Makers of Melbourne

Welcome to Makers Of Melbourne – the ‘go to’ guide for our technically integrated age.

Makers Of Melbourne has been created to consume and assimilate Melbourne culture. We're male focussed, but not male specific, sorting through the dross to weed out the creative stars, standout events and stylish folk that make this city unique. 

MOM aims to embrace all facets of what makes this city a creative hub. Our aim is to inform without condescending – to keep you abreast of what’s going on without regurgitating Press Releases & to seek out this city’s sub cultures to give our readers the inside scoop on what’s REALLY happening with the people who make Melbourne Melbourne.

Interview: Matt Bebe, Mornington Peninsula Brewery

“We use the right malt and the right hops and ensure time in the tank. We do the best for the beer that we can, to ensure the best taste that we can.”

-       Matt Bebe

Mad business ideas and 3am drinking sessions are surely something of an Australian tradition. How often those ideas get off the ground in the cold, aching light of a morning-after? Well, at least once, if founder of the Mornington Peninsula Brewery’s Matt Bebe is any indication.

In the midst of Good Beer Week, Makers catches up with Matt on his home turf at Mornington Peninsula Brewery’s (MPB) headquarters in Mornington.

We sit in his office, an entirely unglamorous space that is befitting in some ways of the brewery’s location – forget the verdant green fields of nearby Red Hill, MPB makes its home in an industrial estate tucked behind a busy main road.

There is good reason for this: the MPB is a proper, working craft brewery with all the deliveries, heft, packaging requirements and machinery this entails. Not only are the various in-house labels conceptualised by in-house head brewer, Andrew Gow, they are also brewed on site behind the bar in the brew house that takes up the rear of the allotment.

As for those madcap beginnings…

Matt: “My next door neighbour and I are both mad Hawthorn supporters so when they won grand final in 2008 we hooked up while I was looking for someone to drink with. In the wee hours of the morning we came up with the idea that the Mornington Peninsula needed another brewery.
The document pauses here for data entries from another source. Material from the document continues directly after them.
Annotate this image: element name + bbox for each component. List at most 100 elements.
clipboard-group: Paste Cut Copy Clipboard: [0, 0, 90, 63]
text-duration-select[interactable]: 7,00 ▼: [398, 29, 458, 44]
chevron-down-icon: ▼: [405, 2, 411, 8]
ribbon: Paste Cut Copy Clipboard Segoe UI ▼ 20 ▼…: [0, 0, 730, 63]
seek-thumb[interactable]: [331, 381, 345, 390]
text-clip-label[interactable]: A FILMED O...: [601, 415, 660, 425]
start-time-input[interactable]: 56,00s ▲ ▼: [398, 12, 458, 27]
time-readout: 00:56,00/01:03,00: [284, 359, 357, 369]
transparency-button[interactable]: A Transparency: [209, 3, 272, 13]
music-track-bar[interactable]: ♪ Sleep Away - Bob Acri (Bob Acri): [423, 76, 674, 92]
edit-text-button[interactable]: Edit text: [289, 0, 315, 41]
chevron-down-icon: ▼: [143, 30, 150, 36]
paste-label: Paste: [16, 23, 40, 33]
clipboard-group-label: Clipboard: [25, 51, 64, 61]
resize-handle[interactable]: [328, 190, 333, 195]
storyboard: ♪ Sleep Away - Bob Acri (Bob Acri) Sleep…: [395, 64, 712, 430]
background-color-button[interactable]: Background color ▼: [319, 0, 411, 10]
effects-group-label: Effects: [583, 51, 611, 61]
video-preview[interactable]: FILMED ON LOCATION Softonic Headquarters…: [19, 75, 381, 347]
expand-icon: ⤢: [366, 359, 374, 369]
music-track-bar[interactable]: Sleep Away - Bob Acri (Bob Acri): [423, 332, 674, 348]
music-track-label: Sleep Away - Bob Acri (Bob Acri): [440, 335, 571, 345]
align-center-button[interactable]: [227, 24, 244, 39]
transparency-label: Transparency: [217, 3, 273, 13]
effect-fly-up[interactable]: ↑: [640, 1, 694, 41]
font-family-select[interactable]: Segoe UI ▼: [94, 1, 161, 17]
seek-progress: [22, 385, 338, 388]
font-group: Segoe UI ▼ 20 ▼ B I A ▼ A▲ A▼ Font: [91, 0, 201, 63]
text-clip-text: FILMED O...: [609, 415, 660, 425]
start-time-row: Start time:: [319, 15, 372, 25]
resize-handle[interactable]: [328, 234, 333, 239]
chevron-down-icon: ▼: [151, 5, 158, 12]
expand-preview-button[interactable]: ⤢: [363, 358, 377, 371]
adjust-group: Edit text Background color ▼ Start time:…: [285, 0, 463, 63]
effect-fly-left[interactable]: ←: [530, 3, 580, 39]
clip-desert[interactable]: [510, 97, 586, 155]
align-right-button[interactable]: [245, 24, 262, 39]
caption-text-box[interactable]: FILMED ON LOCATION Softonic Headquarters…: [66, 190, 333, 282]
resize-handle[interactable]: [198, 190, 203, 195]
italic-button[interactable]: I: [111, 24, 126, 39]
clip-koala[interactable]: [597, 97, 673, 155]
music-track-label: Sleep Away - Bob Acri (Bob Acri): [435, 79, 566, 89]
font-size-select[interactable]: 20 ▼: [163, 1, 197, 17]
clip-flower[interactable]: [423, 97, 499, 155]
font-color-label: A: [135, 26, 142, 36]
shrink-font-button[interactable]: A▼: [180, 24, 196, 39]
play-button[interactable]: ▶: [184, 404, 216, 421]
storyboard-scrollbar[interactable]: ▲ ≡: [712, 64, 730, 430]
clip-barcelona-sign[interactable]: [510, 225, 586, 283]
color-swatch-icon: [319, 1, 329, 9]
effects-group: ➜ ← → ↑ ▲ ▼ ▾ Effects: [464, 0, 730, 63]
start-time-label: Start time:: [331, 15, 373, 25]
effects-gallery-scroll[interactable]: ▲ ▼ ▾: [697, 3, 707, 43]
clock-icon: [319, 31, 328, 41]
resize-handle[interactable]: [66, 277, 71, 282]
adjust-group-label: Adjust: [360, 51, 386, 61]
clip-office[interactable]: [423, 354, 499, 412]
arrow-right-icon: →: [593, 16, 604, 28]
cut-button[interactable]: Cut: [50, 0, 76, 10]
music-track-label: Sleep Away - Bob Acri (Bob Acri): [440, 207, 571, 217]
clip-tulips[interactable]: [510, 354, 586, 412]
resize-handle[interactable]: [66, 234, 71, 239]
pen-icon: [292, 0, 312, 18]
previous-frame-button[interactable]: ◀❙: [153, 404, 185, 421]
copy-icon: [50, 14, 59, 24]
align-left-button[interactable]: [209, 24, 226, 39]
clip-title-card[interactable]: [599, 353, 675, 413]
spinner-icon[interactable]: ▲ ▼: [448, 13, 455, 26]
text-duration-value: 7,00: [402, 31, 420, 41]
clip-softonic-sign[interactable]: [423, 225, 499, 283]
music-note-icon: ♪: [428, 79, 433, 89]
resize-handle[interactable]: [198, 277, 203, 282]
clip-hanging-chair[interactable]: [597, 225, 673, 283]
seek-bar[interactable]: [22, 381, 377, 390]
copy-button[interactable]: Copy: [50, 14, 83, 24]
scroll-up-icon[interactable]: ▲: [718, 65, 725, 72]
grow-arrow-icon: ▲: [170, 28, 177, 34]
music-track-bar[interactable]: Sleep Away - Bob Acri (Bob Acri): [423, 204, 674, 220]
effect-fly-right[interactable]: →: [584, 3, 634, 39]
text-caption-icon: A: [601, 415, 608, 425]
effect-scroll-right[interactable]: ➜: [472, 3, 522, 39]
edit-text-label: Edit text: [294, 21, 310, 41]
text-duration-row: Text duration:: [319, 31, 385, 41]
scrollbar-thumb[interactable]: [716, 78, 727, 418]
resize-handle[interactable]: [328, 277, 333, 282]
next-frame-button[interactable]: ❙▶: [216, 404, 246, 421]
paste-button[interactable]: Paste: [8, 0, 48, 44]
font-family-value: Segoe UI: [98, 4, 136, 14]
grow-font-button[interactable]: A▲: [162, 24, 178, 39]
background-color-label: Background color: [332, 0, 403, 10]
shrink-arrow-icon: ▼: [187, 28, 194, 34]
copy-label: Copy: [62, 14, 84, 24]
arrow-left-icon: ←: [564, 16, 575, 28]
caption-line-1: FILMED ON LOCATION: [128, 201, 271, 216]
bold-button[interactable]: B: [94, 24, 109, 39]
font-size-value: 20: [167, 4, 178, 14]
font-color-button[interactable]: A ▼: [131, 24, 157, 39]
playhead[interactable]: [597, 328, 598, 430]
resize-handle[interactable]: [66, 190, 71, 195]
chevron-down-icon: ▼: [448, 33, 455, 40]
The next day he went to Glenferrie to celebrate with the Hawks and I stayed home and wrote up a business plan.”

Six years later and the MPB has made its mark on both the national and international beer scenes: its Imperial Stout and Brown Ale received gold medals at the International Beer Awards last year, with plenty of other accolades along the way.

Having just ticked over 300,000 litres of production, MPB is only the second craft brewery in Australia to have its own canning line and has only this week hosted an event with the chief brewer from Stillwater Brewery, known as one of America’s best. A coup for any Aussie craft operation.

Matt: “We just have a real passion for beer. I was in Italy recently and it was amazing to see how they used different products in different ways – in Sicily a brewer blended a locally available red wine with a dark beer and it allowed that cherry flavour to really come out. That’s where the artisan side of beer is heading and where we are also interested in taking it. It’s a more creative approach.

Lunch approaches and we call time on our chat, but not before Matt gives me a little guided tour of the brewery and bar (“the place is packed on Thursday, Friday and Saturday nights”) and explains how the taking on of a second industrial site will leave more room for the currently modest outdoor beer garden.

He leaves me with a mixed six-pack of his brews, including the beautifully bitter Indian Pale Ale, an English-style brown ale with chewy chocolate and toffee notes, and a very savoury Witbier made with coriander, cumin and orange peel.

Matt: “A lot of the challenge of craft brewing is in convincing people who are so used to drinking a major beer to try something different. For instance we do a collaboration with Common Folk coffee roasters around the corner to do a coffee-infused beer to understand that coffee and beer can match. The reality of beer is that it is a beverage with much broader appeal than is commonly understood.”

So beer instead of a latte for breakfast? I know at least a couple of blokes who would drink to that.